Lontong Sayur dan Negara yang Harus Dibersihkan/(Rosadi Jamani)

Banjarmasin punya lontong Orari dengan ikan haruan. Tangerang punya lontong Cap Go Meh, bukti, perut manusia ternyata lebih cepat berdamai dari politik.

Ada pula lontong mie, ketoprak, lontong isi, lontong dekem Pemalang dan lontong tahu.

Begitulah Indonesia. Beda kuah, beda lauk, beda rempah, tetapi bisa duduk dalam satu piring.

Ironisnya, makanan kita kadang lebih toleran dari politikusnya. Lontong tidak pernah bertanya, “Kamu partai apa?”

Kuah santan tidak pernah meminta jabatan. Daging tidak pernah korupsi anggaran. Sambal tidak pernah membentuk koalisi untuk memperpanjang kekuasaan.

Mungkin para elite perlu belajar dari lontong. Perbedaan tidak harus menjadi permusuhan. Kekayaan tidak harus menjadi keserakahan. Kekuasaan tidak harus menjadi kesempatan menggerogoti negara.

Mobil saya akhirnya selesai dicuci. Kinclong lagi. Saya pun selesai sarapan.

Lalu muncul pikiran sederhana, alangkah indahnya kalau negara juga bisa dicuci.

Korupsi disikat. Kolusi dibilas. Nepotisme disemprot tekanan tinggi. Seluruh sistem dikeringkan dengan kain kejujuran.

Sayangnya, negara tidak punya tempat cuci mobil. Yang tersedia hanya hukum. Masalahnya, hukum harus ditegakkan manusia. Di situlah noda paling sulit dibersihkan muncul, keserakahan.

Pagi ini saya pulang membawa dua kesimpulan. Mobil kotor bisa dicuci. Lontong bisa mengenyangkan.

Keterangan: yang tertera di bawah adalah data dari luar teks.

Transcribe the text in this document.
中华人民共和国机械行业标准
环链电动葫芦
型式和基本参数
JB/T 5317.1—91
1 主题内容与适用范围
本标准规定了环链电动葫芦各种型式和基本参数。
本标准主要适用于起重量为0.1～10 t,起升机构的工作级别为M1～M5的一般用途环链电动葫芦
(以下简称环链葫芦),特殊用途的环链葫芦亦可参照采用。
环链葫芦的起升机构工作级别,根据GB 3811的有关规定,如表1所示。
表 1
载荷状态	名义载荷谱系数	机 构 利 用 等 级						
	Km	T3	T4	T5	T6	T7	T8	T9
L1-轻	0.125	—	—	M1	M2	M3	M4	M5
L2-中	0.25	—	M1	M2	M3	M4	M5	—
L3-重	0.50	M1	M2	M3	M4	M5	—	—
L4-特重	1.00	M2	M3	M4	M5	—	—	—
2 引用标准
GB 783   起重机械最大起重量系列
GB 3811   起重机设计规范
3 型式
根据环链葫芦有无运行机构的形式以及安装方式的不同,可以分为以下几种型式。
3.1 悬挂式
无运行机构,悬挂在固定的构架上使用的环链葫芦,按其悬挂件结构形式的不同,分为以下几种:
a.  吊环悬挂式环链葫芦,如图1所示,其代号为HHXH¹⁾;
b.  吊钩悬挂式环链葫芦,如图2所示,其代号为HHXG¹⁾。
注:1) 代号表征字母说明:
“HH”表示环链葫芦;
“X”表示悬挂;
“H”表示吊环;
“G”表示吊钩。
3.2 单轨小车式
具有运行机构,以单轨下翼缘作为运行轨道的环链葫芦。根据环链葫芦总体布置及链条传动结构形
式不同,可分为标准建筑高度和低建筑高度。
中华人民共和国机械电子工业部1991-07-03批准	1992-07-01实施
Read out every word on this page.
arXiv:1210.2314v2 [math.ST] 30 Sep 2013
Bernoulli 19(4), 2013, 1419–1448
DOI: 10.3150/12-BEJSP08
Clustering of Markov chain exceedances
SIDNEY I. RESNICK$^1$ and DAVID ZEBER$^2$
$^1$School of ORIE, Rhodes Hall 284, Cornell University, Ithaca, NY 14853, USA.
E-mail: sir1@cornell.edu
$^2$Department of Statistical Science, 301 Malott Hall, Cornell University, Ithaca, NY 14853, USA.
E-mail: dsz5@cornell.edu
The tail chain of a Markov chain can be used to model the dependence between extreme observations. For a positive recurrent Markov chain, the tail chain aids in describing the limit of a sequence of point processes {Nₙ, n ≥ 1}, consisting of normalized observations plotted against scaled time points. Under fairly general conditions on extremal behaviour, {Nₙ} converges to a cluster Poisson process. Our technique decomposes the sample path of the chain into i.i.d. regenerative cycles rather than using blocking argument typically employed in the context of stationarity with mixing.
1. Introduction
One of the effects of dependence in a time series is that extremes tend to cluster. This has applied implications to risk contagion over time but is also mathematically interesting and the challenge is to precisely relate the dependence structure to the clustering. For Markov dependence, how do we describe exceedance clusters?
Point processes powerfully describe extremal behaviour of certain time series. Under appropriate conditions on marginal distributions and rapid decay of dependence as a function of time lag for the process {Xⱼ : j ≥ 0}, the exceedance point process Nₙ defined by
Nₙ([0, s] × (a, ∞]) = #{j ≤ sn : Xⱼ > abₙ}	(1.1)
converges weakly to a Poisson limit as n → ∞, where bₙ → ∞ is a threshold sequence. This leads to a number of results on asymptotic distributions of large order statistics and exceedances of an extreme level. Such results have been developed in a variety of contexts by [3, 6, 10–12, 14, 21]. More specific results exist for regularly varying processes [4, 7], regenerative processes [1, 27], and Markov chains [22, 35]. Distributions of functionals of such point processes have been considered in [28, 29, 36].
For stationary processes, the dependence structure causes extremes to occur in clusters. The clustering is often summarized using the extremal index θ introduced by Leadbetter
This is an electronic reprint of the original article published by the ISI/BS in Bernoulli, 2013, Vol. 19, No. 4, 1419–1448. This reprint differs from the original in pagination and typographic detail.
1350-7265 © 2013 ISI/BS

Tetapi negara kotor hanya bisa dibersihkan kalau orang-orang memegang kekuasaan benar-benar mau berhenti mengotori.

Sebab republik ini tidak kekurangan air. Tidak kekurangan sabun. Yang kadang kurang adalah kemauan untuk benar-benar membersihkan.

Yang merasa ngiler, seruput Koptagul aja wak!